75 years on, this ruthless and mainly systematic extinction, perhaps the first to have its last stages recorded on film, still casts a long shadow. To be fair, other factors such as disease and the destruction of the Thylacine's habitat probably contributed to its demise. Rescue efforts were made, but they were too feeble and far too late. In the 19th century, several pairs were sent to Regent's Park zoo in London, but they failed to breed. In Tasmania, a law banning hunting them was not passed until Benjamin's last days. By way of amends, conservationists have named 7 September 'National Threatened Species Day', and some have at last set out to study this curious creature, so casually wiped out.
The latest research, on which we have been reporting at r2mw.com, reveals a very different picture of the Thylacine to the one traditionally painted. Scientists from the University of New South Wales examined the creature's anatomy and reported this month that 'the allegations that [Thylacines] were a major threat to Australia's sheep industry were unjustified'. Their jaws, it turns out, were simply too weak to snaffle a sheep. Meanwhile, investigators in the United States asked themselves that great Thylacine FAQ: was it a wolf or a cat? The answer proved surprising: it seems not to have been the aggressive wolf of legend, but more of a 'cat-like fox', which ambushed, rather than attacked, its prey.
But perhaps it was none of these things that actually did for the Tasmanian Tiger.
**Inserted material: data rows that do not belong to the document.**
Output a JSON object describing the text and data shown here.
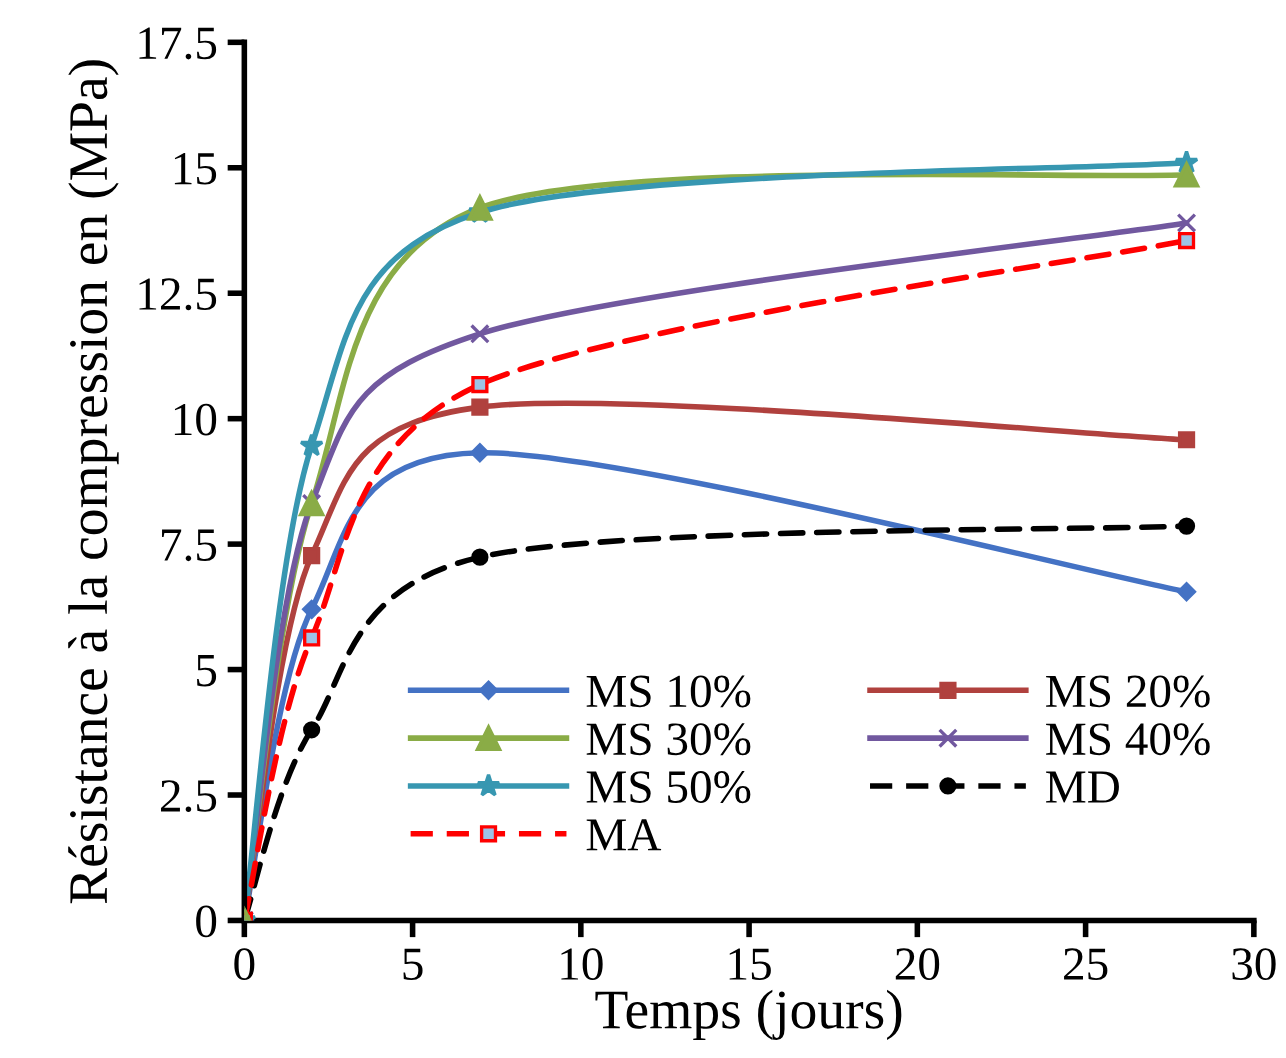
{
  "chart_data": {
    "type": "line",
    "xlabel": "Temps (jours)",
    "ylabel": "Résistance à la compression en (MPa)",
    "x": [
      0,
      2,
      7,
      28
    ],
    "xlim": [
      0,
      30
    ],
    "xticks": [
      0,
      5,
      10,
      15,
      20,
      25,
      30
    ],
    "ylim": [
      0,
      17.5
    ],
    "yticks": [
      0,
      2.5,
      5,
      7.5,
      10,
      12.5,
      15,
      17.5
    ],
    "grid": false,
    "legend": "bottom right",
    "series": [
      {
        "name": "MS 10%",
        "color": "#4472c4",
        "marker": "diamond",
        "line_style": "solid",
        "values": [
          0,
          6.2,
          9.32,
          6.55
        ]
      },
      {
        "name": "MS 20%",
        "color": "#b0413e",
        "marker": "square",
        "line_style": "solid",
        "values": [
          0,
          7.27,
          10.23,
          9.58
        ]
      },
      {
        "name": "MS 30%",
        "color": "#8aac46",
        "marker": "triangle",
        "line_style": "solid",
        "values": [
          0,
          8.31,
          14.2,
          14.86
        ]
      },
      {
        "name": "MS 40%",
        "color": "#71589f",
        "marker": "cross",
        "line_style": "solid",
        "values": [
          0,
          8.31,
          11.69,
          13.9
        ]
      },
      {
        "name": "MS 50%",
        "color": "#3797b1",
        "marker": "star",
        "line_style": "solid",
        "values": [
          0,
          9.46,
          14.11,
          15.1
        ]
      },
      {
        "name": "MD",
        "color": "#000000",
        "marker": "circle",
        "line_style": "dashed",
        "values": [
          0,
          3.8,
          7.24,
          7.86
        ]
      },
      {
        "name": "MA",
        "color": "#ff0000",
        "marker": "square",
        "line_style": "dashed",
        "values": [
          0,
          5.63,
          10.68,
          13.55
        ]
      }
    ]
  }
}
Instead, its public image, cynically fashioned by artists, journalists, and photographers, may have been to blame. A researcher named Carol Freeman has pointed the finger at a lithograph of one of the London Zoo pairs published in 1851. It's hardly a flattering portrayal: the Tigers, not especially threatening in the original sketch, were made to look more savage than they really were, while the accompanying text referred to them as 'zebra-wolves'. This set the tone for later photographers, some of whom, in the hope of sending a frisson of fear through newspaper readers, used their darkest dark-room arts to ensure that Thylacines looked menacing. One much reproduced, and therefore influential, photo, has been called into question. It purports to show a Thylacine stealing poultry, but the suggestion is that the chicken was dead and that its killer had reached the 'bush setting' via the taxidermist.
There's a remote possibility that the breast-beating is unnecessary. Cryptozoologists, those relentless pursuers of Congo dinosaurs and Himalayan Yeti, still gather reports of survivors. One, Murray McAllister features 4 on his website from this year alone. The 'sightings' are invariably fleeting and usually made in the wee small hours, but this is as would be expected of a shy creature known to have hunted by night. The late Dr Eric Guiler of the University of Tasmania interviewed many similar eyewitnesses and found them credible enough to organise a series of searches. He even chose a possible site for a reserve on an offshore island for any he found. It stands empty: like Benjamin's enclosure after 7 September 1936.